Rispetto a tanti eroi dei
bassifondi del mercato discografico degli anni ottanta, l'X John Doe
è un piccolo caso particolare di continua maturazione. Con la band, ormai
col fiato corto di chi aveva dato tanto in breve tempo, nel 1989 Doe aveva
inaugurato la sua ormai lunga carriera solista con un disco di discreto
mainstream-roots come Meet John Doe, e mentre gli X chiudevano
la loro storia con un assai poco degno testamento (Hey Zeus! del
1993, ma fortunatamente nel 2020 Alphabetland
ha ripreso il percorso con rinnovato vigore), lui faceva un po’ fatica
a trovare non solo un suo spazio, ma anche una sua personale modalità
espressiva.
I suoi anni Novanta, spesi con la sigla The John Doe Thing, restano poco
memorabili, e si è dovuto attendere il decisivo passaggio alla Yep Rock
nel 2005 con album come Forever Hasn't Happened Yet e A Year
in the Wilderness per risentirlo in azione con produzioni sempre più
sicure e personali, fino ad arrivare a dischi davvero belli come Keeper
del 2011 o Westerner
del 2016. Per questo motivo non sorprende che anche questo Fables
in a Foreign Land sia un disco di gran spessore, perché il suo
aver ormai definitivamente abbracciato un linguaggio folk (o da cantautore
di area texana) non sembra davvero una facile scappatoia di un artista
senza più troppo da dire, quanto il naturale porto d’attracco scoperto
dopo una lunga navigazione.
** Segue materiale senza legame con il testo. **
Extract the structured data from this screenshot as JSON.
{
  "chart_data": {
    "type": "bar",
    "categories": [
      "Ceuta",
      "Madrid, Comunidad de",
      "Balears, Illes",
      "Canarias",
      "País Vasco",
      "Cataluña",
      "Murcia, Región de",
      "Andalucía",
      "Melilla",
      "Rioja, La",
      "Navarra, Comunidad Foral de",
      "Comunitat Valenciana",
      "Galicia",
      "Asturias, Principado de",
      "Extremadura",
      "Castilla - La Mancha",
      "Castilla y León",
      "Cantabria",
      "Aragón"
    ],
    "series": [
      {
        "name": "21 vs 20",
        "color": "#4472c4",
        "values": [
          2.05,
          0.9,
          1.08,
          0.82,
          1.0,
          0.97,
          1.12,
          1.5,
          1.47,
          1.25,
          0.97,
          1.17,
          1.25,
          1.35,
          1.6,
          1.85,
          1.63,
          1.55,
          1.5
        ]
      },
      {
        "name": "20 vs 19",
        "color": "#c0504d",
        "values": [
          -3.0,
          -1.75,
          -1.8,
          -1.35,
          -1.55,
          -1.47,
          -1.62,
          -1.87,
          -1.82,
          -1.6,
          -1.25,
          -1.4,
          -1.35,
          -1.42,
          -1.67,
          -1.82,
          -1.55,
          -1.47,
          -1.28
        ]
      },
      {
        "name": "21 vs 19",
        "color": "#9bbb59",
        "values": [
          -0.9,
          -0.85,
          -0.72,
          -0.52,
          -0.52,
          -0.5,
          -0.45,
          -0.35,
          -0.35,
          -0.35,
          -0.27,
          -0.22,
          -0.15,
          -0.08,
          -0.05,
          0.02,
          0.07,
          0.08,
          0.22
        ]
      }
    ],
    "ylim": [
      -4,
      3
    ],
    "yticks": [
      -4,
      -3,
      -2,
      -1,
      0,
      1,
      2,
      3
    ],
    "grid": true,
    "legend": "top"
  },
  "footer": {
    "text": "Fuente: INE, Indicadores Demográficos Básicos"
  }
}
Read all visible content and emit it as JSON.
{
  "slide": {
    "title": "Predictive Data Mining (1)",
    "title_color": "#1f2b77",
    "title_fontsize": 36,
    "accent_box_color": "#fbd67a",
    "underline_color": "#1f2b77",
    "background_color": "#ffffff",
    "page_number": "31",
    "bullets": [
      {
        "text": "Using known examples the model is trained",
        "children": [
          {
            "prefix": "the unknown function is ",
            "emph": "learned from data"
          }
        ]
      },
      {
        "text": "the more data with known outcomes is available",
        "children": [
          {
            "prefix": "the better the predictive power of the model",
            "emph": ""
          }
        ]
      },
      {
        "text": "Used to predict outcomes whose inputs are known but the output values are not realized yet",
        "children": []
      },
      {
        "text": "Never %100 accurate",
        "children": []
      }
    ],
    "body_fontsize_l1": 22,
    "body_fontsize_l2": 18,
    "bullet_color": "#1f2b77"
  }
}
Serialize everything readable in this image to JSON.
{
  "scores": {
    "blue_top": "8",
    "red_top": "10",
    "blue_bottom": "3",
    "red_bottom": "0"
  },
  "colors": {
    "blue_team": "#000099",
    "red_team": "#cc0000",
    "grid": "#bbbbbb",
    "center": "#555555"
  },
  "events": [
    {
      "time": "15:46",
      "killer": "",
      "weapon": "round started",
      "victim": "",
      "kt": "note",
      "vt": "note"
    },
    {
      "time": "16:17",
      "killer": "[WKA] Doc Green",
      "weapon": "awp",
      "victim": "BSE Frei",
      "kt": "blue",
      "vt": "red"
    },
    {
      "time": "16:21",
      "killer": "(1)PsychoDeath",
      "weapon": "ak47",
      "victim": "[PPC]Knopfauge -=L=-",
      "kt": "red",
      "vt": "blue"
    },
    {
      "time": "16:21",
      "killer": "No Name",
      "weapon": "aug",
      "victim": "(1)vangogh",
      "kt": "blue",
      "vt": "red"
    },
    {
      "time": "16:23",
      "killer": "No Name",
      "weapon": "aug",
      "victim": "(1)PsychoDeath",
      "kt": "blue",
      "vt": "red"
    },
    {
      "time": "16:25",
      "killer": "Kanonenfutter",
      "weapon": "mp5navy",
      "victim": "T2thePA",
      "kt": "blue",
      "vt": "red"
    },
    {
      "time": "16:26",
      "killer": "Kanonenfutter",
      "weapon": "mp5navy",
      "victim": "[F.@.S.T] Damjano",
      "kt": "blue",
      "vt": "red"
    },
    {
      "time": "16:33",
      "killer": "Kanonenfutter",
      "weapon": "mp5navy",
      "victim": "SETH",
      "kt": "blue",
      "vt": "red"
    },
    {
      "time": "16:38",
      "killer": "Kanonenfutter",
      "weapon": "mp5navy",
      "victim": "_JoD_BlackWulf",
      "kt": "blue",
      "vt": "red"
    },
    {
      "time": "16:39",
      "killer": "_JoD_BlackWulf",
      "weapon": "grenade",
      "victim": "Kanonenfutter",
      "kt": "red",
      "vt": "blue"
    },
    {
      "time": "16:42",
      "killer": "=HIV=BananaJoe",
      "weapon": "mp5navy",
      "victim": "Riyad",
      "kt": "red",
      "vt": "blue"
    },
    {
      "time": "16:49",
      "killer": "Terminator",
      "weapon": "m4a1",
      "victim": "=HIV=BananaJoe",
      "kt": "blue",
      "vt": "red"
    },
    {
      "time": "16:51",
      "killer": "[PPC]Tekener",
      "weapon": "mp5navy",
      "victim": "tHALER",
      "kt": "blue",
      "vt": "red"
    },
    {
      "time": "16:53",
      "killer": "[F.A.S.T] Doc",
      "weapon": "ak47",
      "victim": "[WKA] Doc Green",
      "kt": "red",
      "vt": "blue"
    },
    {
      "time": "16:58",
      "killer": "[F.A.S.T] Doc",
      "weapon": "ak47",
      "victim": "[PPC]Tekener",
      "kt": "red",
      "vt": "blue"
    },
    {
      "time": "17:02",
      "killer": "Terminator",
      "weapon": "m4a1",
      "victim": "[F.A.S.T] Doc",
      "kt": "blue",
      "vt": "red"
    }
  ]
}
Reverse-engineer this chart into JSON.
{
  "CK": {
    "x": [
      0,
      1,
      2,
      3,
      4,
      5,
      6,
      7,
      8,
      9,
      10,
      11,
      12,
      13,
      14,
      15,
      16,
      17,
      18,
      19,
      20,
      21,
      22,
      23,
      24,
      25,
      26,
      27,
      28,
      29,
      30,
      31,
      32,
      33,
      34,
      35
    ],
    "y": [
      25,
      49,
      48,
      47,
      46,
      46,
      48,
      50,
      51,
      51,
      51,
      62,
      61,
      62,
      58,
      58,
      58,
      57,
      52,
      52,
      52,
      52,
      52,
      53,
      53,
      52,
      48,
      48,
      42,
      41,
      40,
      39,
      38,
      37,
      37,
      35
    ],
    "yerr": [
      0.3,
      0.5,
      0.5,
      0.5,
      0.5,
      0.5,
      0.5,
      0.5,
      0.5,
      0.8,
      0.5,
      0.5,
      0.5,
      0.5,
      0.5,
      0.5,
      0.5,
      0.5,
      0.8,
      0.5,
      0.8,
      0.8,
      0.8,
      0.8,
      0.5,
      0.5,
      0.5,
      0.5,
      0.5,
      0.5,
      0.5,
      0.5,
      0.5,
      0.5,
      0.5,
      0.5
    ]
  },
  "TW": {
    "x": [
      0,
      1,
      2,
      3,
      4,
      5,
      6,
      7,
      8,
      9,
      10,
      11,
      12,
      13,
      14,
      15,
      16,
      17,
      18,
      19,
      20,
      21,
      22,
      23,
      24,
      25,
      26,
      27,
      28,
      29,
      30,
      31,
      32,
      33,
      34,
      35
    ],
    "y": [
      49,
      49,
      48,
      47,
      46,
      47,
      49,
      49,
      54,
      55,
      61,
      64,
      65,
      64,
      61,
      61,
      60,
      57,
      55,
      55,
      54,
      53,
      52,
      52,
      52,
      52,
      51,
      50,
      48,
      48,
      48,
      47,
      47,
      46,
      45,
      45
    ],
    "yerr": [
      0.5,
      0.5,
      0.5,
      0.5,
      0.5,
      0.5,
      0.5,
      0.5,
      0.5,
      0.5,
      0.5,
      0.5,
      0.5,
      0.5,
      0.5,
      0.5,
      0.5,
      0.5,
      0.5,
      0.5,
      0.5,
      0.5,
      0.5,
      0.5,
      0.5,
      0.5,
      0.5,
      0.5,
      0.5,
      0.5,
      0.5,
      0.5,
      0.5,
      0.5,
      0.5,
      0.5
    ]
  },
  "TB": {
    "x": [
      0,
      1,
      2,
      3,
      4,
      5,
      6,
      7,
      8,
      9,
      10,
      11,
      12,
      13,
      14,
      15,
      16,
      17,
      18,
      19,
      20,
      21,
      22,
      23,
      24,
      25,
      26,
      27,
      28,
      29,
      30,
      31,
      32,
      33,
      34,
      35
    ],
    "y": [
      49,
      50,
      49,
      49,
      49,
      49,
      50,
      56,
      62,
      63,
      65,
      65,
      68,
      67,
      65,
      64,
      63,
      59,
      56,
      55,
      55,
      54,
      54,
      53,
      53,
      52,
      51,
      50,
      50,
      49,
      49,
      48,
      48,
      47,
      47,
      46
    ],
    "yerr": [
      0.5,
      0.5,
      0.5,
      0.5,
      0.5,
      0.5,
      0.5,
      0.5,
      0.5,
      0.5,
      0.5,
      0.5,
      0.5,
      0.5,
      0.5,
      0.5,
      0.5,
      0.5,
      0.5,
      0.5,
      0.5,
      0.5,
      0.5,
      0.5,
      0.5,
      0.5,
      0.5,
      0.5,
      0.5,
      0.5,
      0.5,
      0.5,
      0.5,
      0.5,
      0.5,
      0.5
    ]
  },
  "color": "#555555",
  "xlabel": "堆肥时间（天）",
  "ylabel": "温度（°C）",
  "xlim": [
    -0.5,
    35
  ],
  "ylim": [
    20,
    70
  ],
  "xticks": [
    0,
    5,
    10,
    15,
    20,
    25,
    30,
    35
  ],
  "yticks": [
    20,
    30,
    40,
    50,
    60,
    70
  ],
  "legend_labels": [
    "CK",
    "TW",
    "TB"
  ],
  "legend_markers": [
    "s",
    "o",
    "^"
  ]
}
E il nuovo album calca ancor più la mano sul
concetto, sviluppandosi in una sorta di concept sull’America del 1890,
registrato con un trio composto dal bassista Kevin Smith (visto spesso
alle spalle di Willie Nelson) e il batterista Conrad Choucroun, con un
sound decisamente scarno ed essenziale che non dà mai però la sensazione
di essere povero o raffazzonato.
E Doe si conferma anche ottimo performer in grado di reggere una classicissima
folk-song come Down South (impreziosita
dal violino di Carrie Rodriguez), ma sono le canzoni ad essere di gran
livello, vuoi per quel gusto alla John Steinbeck di raccontare con freddezza
quasi giornalistica la tragedia dei pionieri della provincia americana,
vuoi perché ad aiutare a trovare le parole giuste è intervenuto persino
un gigante come Terry Allen, la cui mano si sente eccome nell’iniziale
Never Coming Back. Il disco spazia
comunque nel tex-mex alla Ry Cooder di Guilty Bystander (con la
fisarmonica di Josh Baca), brani in misto tra spagnolo e inglese (El-Romance-o)
e cavalcate western come The Cowboy and The Hot Air Ballon o Travellin’
So Hard. Il ritmo generale in ogni caso è da racconto sussurrato davanti
al camino, perché anche un vecchio combattente del rock come lui, alla
soglia dei 70 anni, ha probabilmente più voglia di raccontare alcune storie
raccolte nel corso della sua avventurosa esistenza, piuttosto che infiammare
i palchi con i vecchi amici di un tempo. Che comunque sono sempre lì che
lo aspettano, perché la storia degli X non è finita, ma anche se lo fosse,
quella del John Doe odierno basta a non farsi prendere troppo dalla nostalgia.